As I parked, I looked around the neighborhood. On one corner were three kids with hoods up, shades on, grills on their teeth, cell phones active. A few feet down were two hookers of indeterminate gender, and one guy passed out on the ground with a plastic bottle of vodka clutched to his chest. As I stepped over the used condoms and sidled past the working...PEOPLE...the guys on the corner sized me up while I feigned nonchalance, confident in my ability to Be One With The People as I headed down to Corazon del Pueblo to buy my papel picado for Gregg’s birthday fiesta.

And then suddenly, as one of the boys gave me an up and down, I saw what THEY saw.

I saw my Swedish car with the Thule on top and the "I saved public radio" window sticker on the back. My blond hair. My pony tail. My J. Jill corduroy jacket and velvet hippy slipper shoes with flowers stitched across the top. A loose black tunic shirt that no self-respecting woman of color would be caught in and simple silver earrings. No make up other than Pretty-in-Pink lip gloss.

And in that moment I realized what they all knew the second my car rounded the corner — I'M WHITE. I'M SOOOOO WHITE.

I panicked. What if I was like Robert on Everybody Loves Raymond, when his black partner started taking him to clubs but then had to dump him because he had, in her words, gone "too ethnic" with his "what's up, my BROTHA" and "WORD" affectations. When I insisted — even in Safeway or Taco Bell — on pronouncing tortilla and burrito and carnitas correctly as opposed to butchering it with the common American pronunciation, had I become a mockery? Had I crossed a line somewhere and forgotten that I was not a Latina but a very Scandinavian-looking woman whose residency in Latin American countries had been limited to weeks at surf camp and beach houses, a mere visitor in the back streets of a small fishing town or the calles of Guatemala?

HAD I BECOME VANILLA ICE?

I entered the store, after being buzzed in and three locks being thrown open and then quickly locked behind me. I felt tall and white and as gawky as I had returning to school after growing 4 inches one summer.
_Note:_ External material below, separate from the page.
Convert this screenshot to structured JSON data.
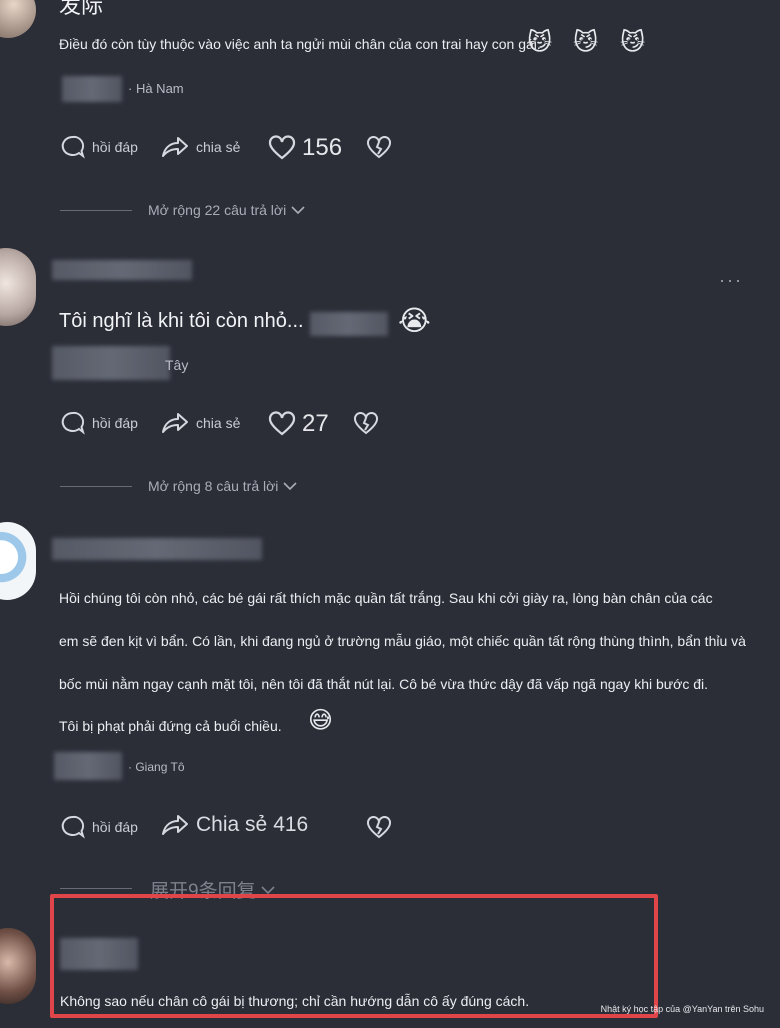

I was absolutely sure that I looked as out of place as big jar of mayonnaise in the middle of a salsa bar.

The woman behind the counter spoke no English and to my surprise I had no problem asking for help in Spanish with papel picado and a variety of other items to dress up our Norwegian dining space. At no point did she appear aghast at my language skills, so apparently I never accidentally asked her about her sex life or if she was a dog or where I could find my name.

As I began to talk to her about the party, our Spanish-immersion school and how her daughter might like it, how her business was doing and more, I realized something. Yes, I am white. White white white white white WHITE. I will never be mistaken for a Latina, an African-American, a Filipino, an Asian or even someone with any mix of races other than the most blond and stalwart and cheek-bone laden. But I could cross cultures, thanks to my determination to learn Spanish as an adult, my continuing cultural education through my friendships, my reading, my travels and my commitment to raising my children with pride in the country that gave them to us.

As long as I don’t start modeling myself after Ugly Betty’s sister and start tossing off the “ay, mami” in business meetings, I think I’m okay. For now. And I trust my Latina friends to smack me upside the head if I ever cross la lĂ­nea.